Désolé, votre crédit social est insuffisant pour ce poste. » Recalée d'emblée, avant même de pouvoir présenter sa candidature. Anna a accumulé trop de mauvais points pour être une employée enviable : elle a fumé dans le train, laissé des miettes de son sandwich dans le métro, fraudé le parcmètre, et, pire que tout, répandu de fausses rumeurs sur les réseaux. Son compte de confiance personnel est débiteur. Placée sur la liste noire des citoyens et mise au pilori, elle ne peut prétendre à aucun emploi public, ne peut pas souscrire de crédit, voit ses services sociaux réduits, n'a plus accès aux hôpitaux les mieux cotés et est interdite de transport en commun. Pire : ses proches sont avertis de sa mise au ban, et un message alerte ceux qui tentent de joindre son numéro. S'ils entrent en contact, leur crédit social sera lui aussi débité. Parti de Chine fin 2001, ce système de contrôle et de punition numérique s'est répandu sur tous les continents en dépit du droit international garantissant la protection de la vie privée, la présomption d'innocence et la liberté d'association et de circulation. Au départ, c'est un projet économique : l'empire du Milieu fait son entrée à l'Organisation mondiale du commerce. Ses entreprises doivent être notées, comme elles le sont en Occident pour faciliter et sécuriser les échanges. Elle s'inspire pour cela des techniques de scoring bancaire.

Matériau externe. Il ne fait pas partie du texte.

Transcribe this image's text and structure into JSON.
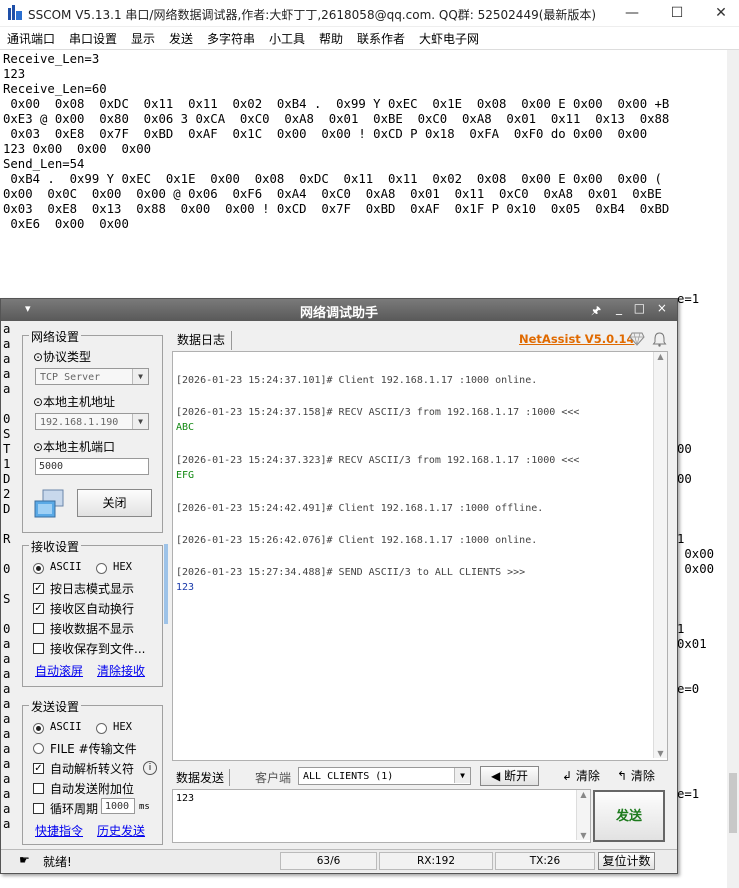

En 2008, la crise des subprimes convainc Pékin qu'il faut élaborer un système plus efficace permettant d'évaluer le risque associé aux personnes, et plus seulement aux ménages, à qui le système financier est susceptible de faire confiance. Comme les produits destinés à l'exportation, le système de notation est alors frappé d'un made in China. « Le nouveau système a marié sans complexe la notation économique des personnes et leur évaluation morale, selon un principe manichéen considérant qu'un emprunteur qui rembourse ses prêts est une bonne personne », explique le chercheur Emmanuel Dubois de Prisque, dans une note rédigée pour l'Institut Thomas More. Le crédit social est né.
D'outil pragmatique, le scoring chinois devient outil de gouvernance global. Il fait alors la synthèse de deux courants de pensée traditionnels : le légisme doublement millénaire qui a fait du châtiment et des récompenses le fondement de la gouvernance du premier empereur Qin Shi Huang. Et le confucianisme insistant sur les rites et l'éducation comme fondements de la vertu et de la conduite correcte des citoyens. Très tôt, la surveillance mutuelle de la population s'impose : au sein des Baojia, les premières organisations de contrôle nées au IIIe siècle avant J.-C., les fautes commises par un seul sont dénoncées aux autorités et engagent la collectivité dans son ensemble.
Un milliard de caméras
Après la Seconde Guerre mondiale, le Parti communiste, qui a pris le pouvoir, remet à jour cette antique ambition du contrôle social. Les comités de quartiers surveillent et dénoncent les mauvais éléments de la société chinoise. Mais, avec l'explosion du secteur privé à la fin du XXe siècle, l'outil perd de son efficacité et le pourvoir de contrôle du Parti s'effrite. « Le crédit social arrive à point pour rétablir un équilibre social récompensant la vertu de chacun, distingué selon son niveau d'intégrité, dans un contexte d'économie de marché qui fait naître des fortunes rapides responsables de l'explosion des distinctions sociales héritées de l'idéologie communiste », explique Emmanuel Dubois de Prisque. La technologie lui a donné une nouvelle dimension.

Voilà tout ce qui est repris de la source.